Reflecting on being 23
So, it has come to that time when we look ahead to the following year, set new goals and write down our resolutions. However, I just celebrated my 24th birthday while sick on the couch 2 weeks ago and I think it is equally as valuable to reflect on the previous 12 months, the experiences I had, the memories I made and the lessons I learned.
Being 23 was definitely a kind of average year for me, and I don’t feel like i achieved much, but as soon as I start listing some things that happened this last year I want to smack myself over the head. This was an amazing year with so many highlights.

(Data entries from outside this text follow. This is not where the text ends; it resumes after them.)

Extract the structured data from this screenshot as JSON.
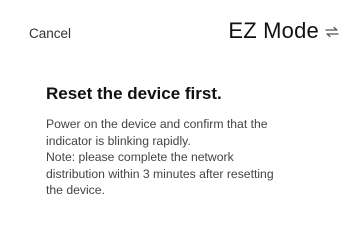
{
  "header": {
    "cancel_label": "Cancel",
    "mode_title": "EZ Mode",
    "switch_icon": "swap-arrows-icon"
  },
  "main": {
    "heading": "Reset the device first.",
    "description_lines": [
      "Power on the device and confirm that the",
      "indicator is blinking rapidly.",
      "Note: please complete the network",
      "distribution within 3 minutes after resetting",
      "the device."
    ]
  },
  "colors": {
    "background": "#ffffff",
    "heading_text": "#111111",
    "body_text": "#444444"
  }
}
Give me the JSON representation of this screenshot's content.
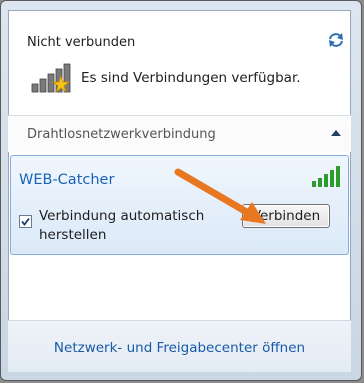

I’m gonna share a few with you guys, not because I feel I am the most amazing person on the planet, but to put it in perspective for myself and to appreciate the little things, and to look back on one day.
2016 I’ve changed jobs,
after multiple issues at my old company a friend of mine pushed me 110% to apply to a company in Stuttgart whose website I have been stalking since I moved to Germany, but never ever thought of applying at because they will never ever hire someone like me with my bad German. And now 6 months in, and traveling quite far everyday, I have to say it influenced my year so much working there and I really am enjoying it.
2016 was also the year that I launched this blog. Now it’s definitely not a career yet but I do hope to make it PART of my career one day. It was a long time coming and it has become a favorite little project of mine that I pour my heart and soul into.

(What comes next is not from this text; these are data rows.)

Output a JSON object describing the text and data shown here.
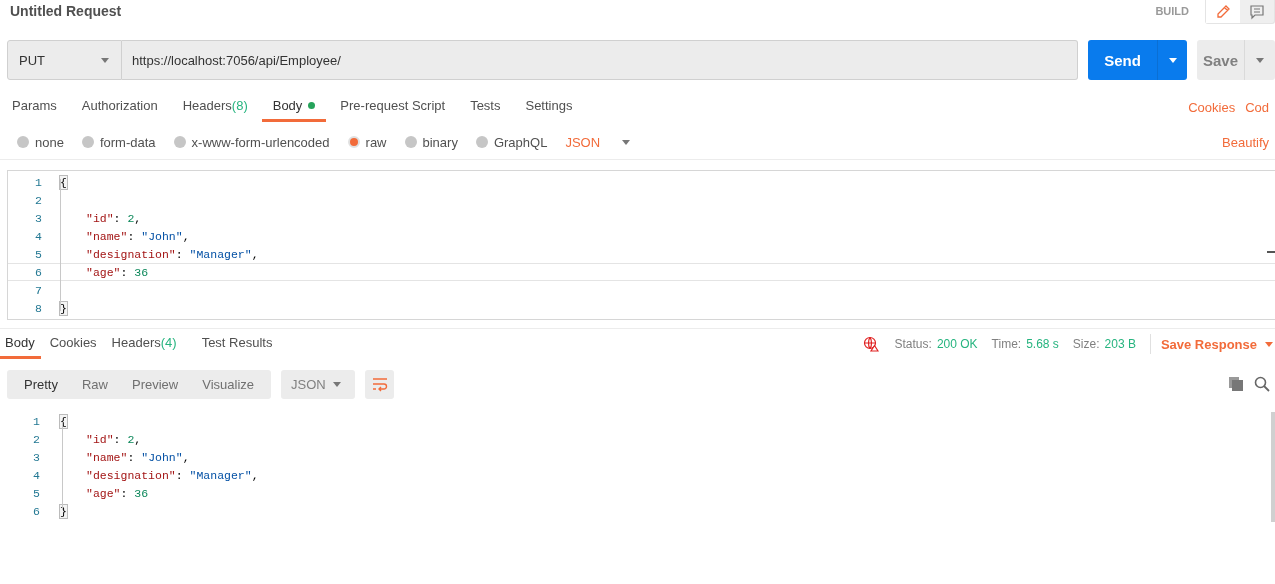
{
  "title": "Untitled Request",
  "mode": {
    "label": "BUILD"
  },
  "request": {
    "method": "PUT",
    "url": "https://localhost:7056/api/Employee/",
    "send": "Send",
    "save": "Save"
  },
  "tabs": [
    {
      "label": "Params",
      "selected": false,
      "dot": false
    },
    {
      "label": "Authorization",
      "selected": false,
      "dot": false
    },
    {
      "label": "Headers",
      "count": "(8)",
      "selected": false,
      "dot": false
    },
    {
      "label": "Body",
      "selected": true,
      "dot": true
    },
    {
      "label": "Pre-request Script",
      "selected": false,
      "dot": false
    },
    {
      "label": "Tests",
      "selected": false,
      "dot": false
    },
    {
      "label": "Settings",
      "selected": false,
      "dot": false
    }
  ],
  "links": [
    "Cookies",
    "Cod"
  ],
  "body_types": [
    {
      "label": "none",
      "selected": false
    },
    {
      "label": "form-data",
      "selected": false
    },
    {
      "label": "x-www-form-urlencoded",
      "selected": false
    },
    {
      "label": "raw",
      "selected": true
    },
    {
      "label": "binary",
      "selected": false
    },
    {
      "label": "GraphQL",
      "selected": false
    }
  ],
  "format": "JSON",
  "beautify": "Beautify",
  "editor": [
    {
      "number": "1",
      "indented": false,
      "active": false,
      "tokens": [
        {
          "kind": "brace",
          "text": "{"
        }
      ]
    },
    {
      "number": "2",
      "active": false
    },
    {
      "number": "3",
      "indented": true,
      "active": false,
      "tokens": [
        {
          "kind": "key",
          "text": "\"id\""
        },
        {
          "kind": "punct",
          "text": ": "
        },
        {
          "kind": "number",
          "text": "2"
        },
        {
          "kind": "punct",
          "text": ","
        }
      ]
    },
    {
      "number": "4",
      "indented": true,
      "active": false,
      "tokens": [
        {
          "kind": "key",
          "text": "\"name\""
        },
        {
          "kind": "punct",
          "text": ": "
        },
        {
          "kind": "string",
          "text": "\"John\""
        },
        {
          "kind": "punct",
          "text": ","
        }
      ]
    },
    {
      "number": "5",
      "indented": true,
      "active": false,
      "tokens": [
        {
          "kind": "key",
          "text": "\"designation\""
        },
        {
          "kind": "punct",
          "text": ": "
        },
        {
          "kind": "string",
          "text": "\"Manager\""
        },
        {
          "kind": "punct",
          "text": ","
        }
      ]
    },
    {
      "number": "6",
      "indented": true,
      "active": true,
      "tokens": [
        {
          "kind": "key",
          "text": "\"age\""
        },
        {
          "kind": "punct",
          "text": ": "
        },
        {
          "kind": "number",
          "text": "36"
        }
      ]
    },
    {
      "number": "7",
      "active": false
    },
    {
      "number": "8",
      "indented": false,
      "active": false,
      "tokens": [
        {
          "kind": "brace",
          "text": "}"
        }
      ]
    }
  ],
  "response": {
    "tabs": [
      {
        "label": "Body",
        "selected": true
      },
      {
        "label": "Cookies",
        "selected": false
      },
      {
        "label": "Headers",
        "count": "(4)",
        "selected": false
      },
      {
        "label": "Test Results",
        "selected": false
      }
    ],
    "stats": [
      {
        "label": "Status:",
        "value": "200 OK"
      },
      {
        "label": "Time:",
        "value": "5.68 s"
      },
      {
        "label": "Size:",
        "value": "203 B"
      }
    ],
    "save": "Save Response",
    "views": [
      {
        "label": "Pretty",
        "selected": true
      },
      {
        "label": "Raw",
        "selected": false
      },
      {
        "label": "Preview",
        "selected": false
      },
      {
        "label": "Visualize",
        "selected": false
      }
    ],
    "format": "JSON",
    "lines": [
      {
        "number": "1",
        "indented": false,
        "tokens": [
          {
            "kind": "brace",
            "text": "{"
          }
        ]
      },
      {
        "number": "2",
        "indented": true,
        "tokens": [
          {
            "kind": "key",
            "text": "\"id\""
          },
          {
            "kind": "punct",
            "text": ": "
          },
          {
            "kind": "number",
            "text": "2"
          },
          {
            "kind": "punct",
            "text": ","
          }
        ]
      },
      {
        "number": "3",
        "indented": true,
        "tokens": [
          {
            "kind": "key",
            "text": "\"name\""
          },
          {
            "kind": "punct",
            "text": ": "
          },
          {
            "kind": "string",
            "text": "\"John\""
          },
          {
            "kind": "punct",
            "text": ","
          }
        ]
      },
      {
        "number": "4",
        "indented": true,
        "tokens": [
          {
            "kind": "key",
            "text": "\"designation\""
          },
          {
            "kind": "punct",
            "text": ": "
          },
          {
            "kind": "string",
            "text": "\"Manager\""
          },
          {
            "kind": "punct",
            "text": ","
          }
        ]
      },
      {
        "number": "5",
        "indented": true,
        "tokens": [
          {
            "kind": "key",
            "text": "\"age\""
          },
          {
            "kind": "punct",
            "text": ": "
          },
          {
            "kind": "number",
            "text": "36"
          }
        ]
      },
      {
        "number": "6",
        "indented": false,
        "tokens": [
          {
            "kind": "brace",
            "text": "}"
          }
        ]
      }
    ]
  }
}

In 2016 I don’t think I’ve ever had so little friends. But you know what, it’s me. I’ve gotten to a certain age and mentality that if you don’t support, or bring out the best in me. I would rather be alone. And that’s okay! I value my time alone so so much more. I think I use to organize so many coffee dates etc with people I didn’t even like because I thought I needed to be social. I think my boyfriend enjoys my new mind set as well because he doesn’t need to here be vent about people that bring me down all the time. I love my little power pack of friends that honestly believe in me more than I believe in myself! People I will move mountains for and who i know would do the same for me.
For me, 2016 was the year of opportunities. Opportunities that I never imagined that I would ever ever get! One of the main ones has been travel – I have been lucky enough to travel extensively this year although I honestly didn’t plan most of it. Nothing makes me happier than going on an adventure, and to travel with my family, my boyfriend, my mom, my best friends. This year has been an extreme blessing. I started the year saying this is going to be the worst year, I’m not going to travel anywhere because I won’t have any time off. And now ticking camping in Germany in a Forrest, a weekend in cologne, Botswana, Zimbabwe, Barcelona, London, and Budapest of the list, I definitely traveled a lot more than I expected. I also had the opportunity to go to FIBO, I don’t know if I will ever go again, but still it was an amazing opportunity. And the same with the Strong man run, which I feel like I mention all the time, but honestly, just looking at the little medal we got for finishing it, I get emotional. I’ve never done anything that hard, although I continue saying how easy it was, but there were moments in between where I had to bite my lip not to cry, I wanted to cry half way, I wanted to cry the last 5km when I was cramping, and I wanted to cry when I saw there was 1 km left, I didn’t know if I could run another kilometer. But we did, and then at the end, I didn’t even cry because I was that happy and relieved. But just putting myself through that mentally, I think I need to do something like that again soon, because you honestly feel like you can conquer the world after that. 🙂
Lets get a bit personal. When I originally decided to study fitness or move to Germany, you could say that my parents weren’t very pleased. They never told me to not do it, but they definitely questioned me. This year I have made it my mission to prove to my parents that I have made the right decision, and I have worked my socks off to do so. As the year has unfolded, my parents have become more and more supportive of my choices and I can finally say that I think that they are proud of me and what I do. Especially with my mom visiting us and seeing my apartment with her own eyes, that I actually did learn German and can speak German haha (I don’t think they believed me because I’ve never spoken it around them), for her to come to my work and do one of my classes. And just to see and take in the life I have built for myself and maybe a bit of glimpse on why we are currently living in Germany. Their support is what makes the late nights, (and minor meltdowns) all worth it. Having my mom in Germany visiting us was definitely one of the highest moments of my year. Sharing my day to day, and then traveling with her is definitely mother and daughter goals haha. And I feel like although we are so far apart, we have gotten a lot closer this year.
Living My Dream
As well as being a year of professional growth, there has been a lot of personal growth taking place in the past 12 months. In 2016 I have come to truly accept myself – the good, the bad and the ugly. As a result, I have become more confident. I hope that in the last month of 2016 I continue to develop as a person and as a professional, continuing in 2017 and that I get to share these moments with those I care about the most – including you guys. If you are still reading this you are probably one of those few people. Here’s to a new year of being 24 and a year full of new opportunities!
How can you reflect on the last year? And how much have you changed?